Behind a new coalition’s goal of 50,000 new, deeply affordable housing units a year for 10 years

The full recommendation has a second part, to Invest in the acquisition, construction, operation, and maintenance of new and existing public, non-profit, and cooperative-owned housing that meets the unique and varied requirements of people experiencing core housing need and homelessness. That second part recognizes that we need capital investments to build new units, funds to buy existing affordable buildings to preserve their affordability, ongoing subsidies to keep rents low, operating costs for support services for those who need them, and ongoing capital investments to maintain and preserve the existing and future stock.  

Who is behind this campaign? The Manitoba Research Alliance began the process, with the Canadian Housing Evidence Collaborative (at McMaster), the Canadian Housing and Renewal Association (our guest speaker Jacob Gorenkoff on October 24 works for them), Canadian Alliance to End Homelessness, Women’s National Housing and Homelessness Network, Canadian Lived Experience Leadership Network, National Right to Housing Network, and Canadian Centre for Policy Alternatives. More than 100 other organizations have since supported the call. 

Social housing is non-market housing, so it doesn’t need to make a profit. With government subsidies, it charges affordable rents, often tied to less than 30 per cent of gross household income. Canada once built 20,000 such units a year but stopped in 1993 and has built relatively few since. 

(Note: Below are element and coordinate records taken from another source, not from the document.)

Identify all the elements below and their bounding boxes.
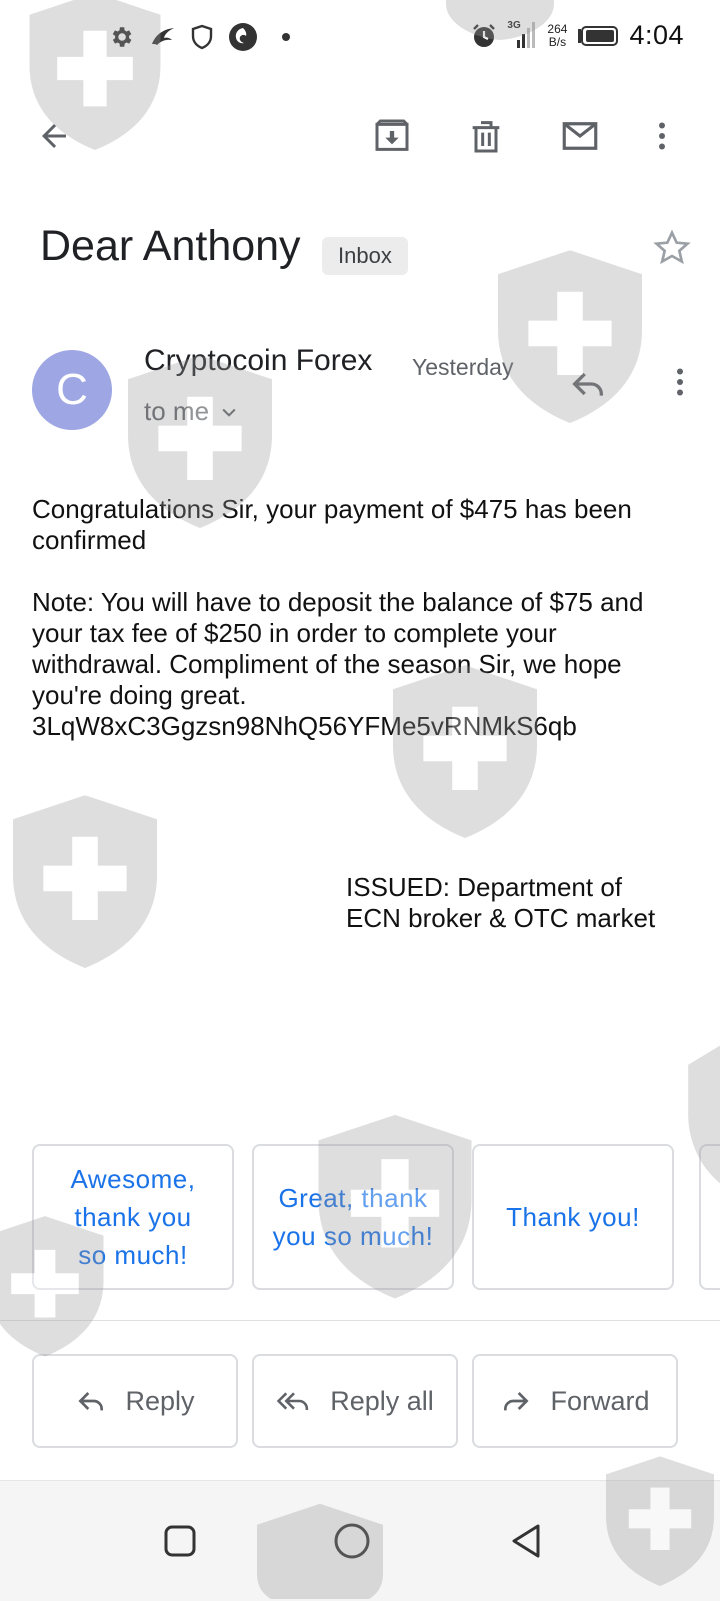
status-left-icons xyxy=(108,22,290,52)
archive-button[interactable] xyxy=(368,112,416,160)
inbox-label-chip[interactable]: Inbox xyxy=(322,237,408,275)
divider xyxy=(0,1320,720,1321)
reply-button[interactable]: Reply xyxy=(32,1354,238,1448)
mark-unread-button[interactable] xyxy=(556,112,604,160)
battery-icon xyxy=(578,25,619,46)
more-options-button[interactable] xyxy=(638,112,686,160)
more-vert-icon xyxy=(677,368,683,396)
delete-button[interactable] xyxy=(462,112,510,160)
circle-icon xyxy=(334,1523,370,1559)
forward-button[interactable]: Forward xyxy=(472,1354,678,1448)
mail-unread-icon xyxy=(562,122,598,150)
recipient-label: to me xyxy=(144,396,210,426)
net-speed-unit: B/s xyxy=(548,34,567,49)
email-toolbar xyxy=(0,100,720,172)
star-outline-icon xyxy=(653,229,691,265)
smart-reply-text: Thank you! xyxy=(506,1202,640,1232)
email-signature: ISSUED: Department of ECN broker & OTC m… xyxy=(346,872,686,934)
forward-icon xyxy=(504,1392,530,1411)
status-bar: 3G 264 B/s 4:04 xyxy=(0,0,720,80)
smart-reply-chip[interactable]: Thank you! xyxy=(472,1144,674,1290)
back-nav-button[interactable] xyxy=(496,1511,556,1571)
alarm-icon xyxy=(473,23,496,47)
email-subject: Dear Anthony xyxy=(40,222,301,270)
reply-all-label: Reply all xyxy=(330,1385,434,1416)
trash-icon xyxy=(472,121,500,153)
net-speed: 264 B/s xyxy=(547,21,568,49)
chevron-down-icon xyxy=(222,408,236,417)
watermark-shield-icon xyxy=(13,795,157,968)
triangle-back-icon xyxy=(512,1524,540,1558)
gear-icon xyxy=(112,27,132,47)
swirl-app-icon xyxy=(229,23,257,51)
message-more-button[interactable] xyxy=(662,362,698,407)
email-date: Yesterday xyxy=(412,354,514,380)
recipient-details-toggle[interactable]: to me xyxy=(144,396,239,427)
more-vert-icon xyxy=(659,122,665,150)
reply-label: Reply xyxy=(125,1385,195,1416)
sender-avatar[interactable]: C xyxy=(32,350,112,430)
back-arrow-icon xyxy=(42,124,66,148)
wallet-address: 3LqW8xC3Ggzsn98NhQ56YFMe5vRNMkS6qb xyxy=(32,711,577,741)
signature-line: ECN broker & OTC market xyxy=(346,903,656,933)
home-button[interactable] xyxy=(322,1511,382,1571)
quick-reply-button[interactable] xyxy=(568,364,608,409)
email-body: Congratulations Sir, your payment of $47… xyxy=(32,494,692,742)
system-navigation-bar xyxy=(0,1480,720,1601)
smart-reply-overflow[interactable] xyxy=(699,1144,720,1290)
recents-button[interactable] xyxy=(150,1511,210,1571)
sender-name: Cryptocoin Forex xyxy=(144,344,373,377)
net-speed-value: 264 xyxy=(547,21,568,36)
body-paragraph: Congratulations Sir, your payment of $47… xyxy=(32,494,632,555)
square-icon xyxy=(164,1525,196,1557)
shield-outline-icon xyxy=(191,24,213,50)
bird-icon xyxy=(152,28,174,45)
archive-icon xyxy=(375,119,409,151)
clock: 4:04 xyxy=(629,20,684,50)
reply-icon xyxy=(78,1392,104,1411)
signal-icon: 3G xyxy=(507,20,537,50)
forward-label: Forward xyxy=(550,1385,650,1416)
body-paragraph: Note: You will have to deposit the balan… xyxy=(32,587,644,710)
smart-reply-text: Awesome, thank you so much! xyxy=(70,1164,196,1270)
smart-reply-chip[interactable]: Great, thank you so much! xyxy=(252,1144,454,1290)
dot-icon xyxy=(282,33,290,41)
reply-icon xyxy=(572,372,603,396)
smart-reply-chip[interactable]: Awesome, thank you so much! xyxy=(32,1144,234,1290)
smart-reply-text: Great, thank you so much! xyxy=(272,1183,434,1251)
status-right-icons: 3G 264 B/s 4:04 xyxy=(471,20,684,51)
star-button[interactable] xyxy=(652,228,692,273)
reply-all-button[interactable]: Reply all xyxy=(252,1354,458,1448)
reply-all-icon xyxy=(276,1392,309,1410)
back-button[interactable] xyxy=(30,112,78,160)
signature-line: ISSUED: Department of xyxy=(346,872,622,902)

Is 50,000 a year enough? No. But a minimum of 50,000 a year for 10 years is three times what the current federal National Housing Strategy proposes to build and much more than the number of deeply affordable housing the strategy is actually producing. 

How was that target calculated? Canada Mortgage and Housing Corporation has projected the need to expand overall housing supply by building 5.8 million homes over the next decade (580,000 per year). Because a third of households are renters, 194,300 of that supply should be rental. Approximately one quarter of renters are in core housing need, so a minimum of 48,575 (round up to 50,000) of the units should be at rent geared to income rents to lift those households out of core need. 

The target is “net new” units—new units minus any units lost—so the campaign calls for the federal government to provide measures to preserve existing non-profit housing units. 

What about other levels of government? The expansion and preservation of social housing across Canada will require a significant funding commitment from the federal government. This call to action is focused on achieving that commitment. It provides a concrete goal targeting one level of government that individuals and groups from across the country can mobilize through a coordinated national campaign. Provincial and territorial levels of government have important roles to play in the expansion and preservation of social housing, as well as for the health services some tenants will need and sufficient social assistance incomes that some of the tenants will need. Individuals and organizations at the local level will need to come together to implement strategies/campaigns targeting local levels of government that complement the work happening at the national level. Among other things, cities control planning approvals and the consultation needed with neighbours of these proposed new housing units and can provide land to lower capital costs.